Feeling bad about something you’ve done? That’s a good start. It’s not enough to gain forgiveness, make it right, or change the behavior, but it’s a good starting point. This little explanation below might help you to understand how to confess a sin and get victory over it (in other words, stop doing it again and again!).
The whole thing begins when you do something bad (i.e. selfish, unkind, harmful, cruel, debilitating, disrespectful, addictive, etc.). God’s standard is holiness, so pretty much that dumps most of our behavior in the unholy category. Event most of the nice things we do, we do with ulterior motive–being nice to others helps our lives function better.

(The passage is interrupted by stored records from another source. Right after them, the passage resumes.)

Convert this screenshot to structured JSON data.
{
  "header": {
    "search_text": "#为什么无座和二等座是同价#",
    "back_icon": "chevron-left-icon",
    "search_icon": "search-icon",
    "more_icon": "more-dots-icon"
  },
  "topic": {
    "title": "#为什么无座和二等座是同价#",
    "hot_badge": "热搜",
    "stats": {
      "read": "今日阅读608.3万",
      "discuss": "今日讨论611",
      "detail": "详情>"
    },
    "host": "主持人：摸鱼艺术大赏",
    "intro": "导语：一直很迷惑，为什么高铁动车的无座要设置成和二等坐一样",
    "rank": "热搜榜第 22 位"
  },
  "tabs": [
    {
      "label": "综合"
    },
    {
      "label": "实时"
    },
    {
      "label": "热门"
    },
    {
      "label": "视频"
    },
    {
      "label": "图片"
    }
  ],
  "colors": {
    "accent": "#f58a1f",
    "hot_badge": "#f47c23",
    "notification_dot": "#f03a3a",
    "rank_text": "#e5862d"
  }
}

But after we do something wrong, the need for confession begins–
1. You feel guilty. The question to ask yourself is–how does this behavior line up with God’s standard? Then you know if the guilt is from God or you mother. (Sometimes they agree on the standard.) If God says it’s wrong, it’s wrong, no matter what the government or your friends think or what great reason you can give for its occurrence.
2. You apologize for the behavior, to the person you hurt and to God. This is confession. You must call it what God calls it so you consider it in all its nastiness. Without looking at the depravity of your choices, you won’t want to change them; you will only hope to change the ramifications of your choices. Don’t make excuses about how you didn’t mean it or how you reacted to their actions out of habit. You sinned. If you don’t own it, you will continue to do it. And it will own you.
3. You ask for forgiveness. This is a crucial step for you and for the offended party. It frees you both to continue the relationship. Without forgiveness, bitterness and resentment build up, and they will destroy you.
4. You ask how you can make it right and make it right. This is called restitution. Correct the gossip, return the money, give up whatever is needed. Restitution hurts. Because it hurts, it’s a great preventative for repeating the behavior.
5. Replace the behavior with the opposite behavior. This is called repentance, a turning away from and moving in the opposite direction. In Eph. 4:25, the Apostle Paul says to “put off lying and speak truth.” Whatever you’re doing wrong, stop doing it and start doing the opposite. If you don’t replace it, you will slip back into it.
Victory! Yes, confession and repentance is a process, but it’s a process that leads to victory. Don’t take any shortcuts to repentance just to assuage your guilt. Do the work. You will reap the rewards of peace and victory in your life. You will change.
1 Jn. 1:9–“If we confess our sins, he is faithful and just to forgive us our sins and cleanse us from all unrighteousness.”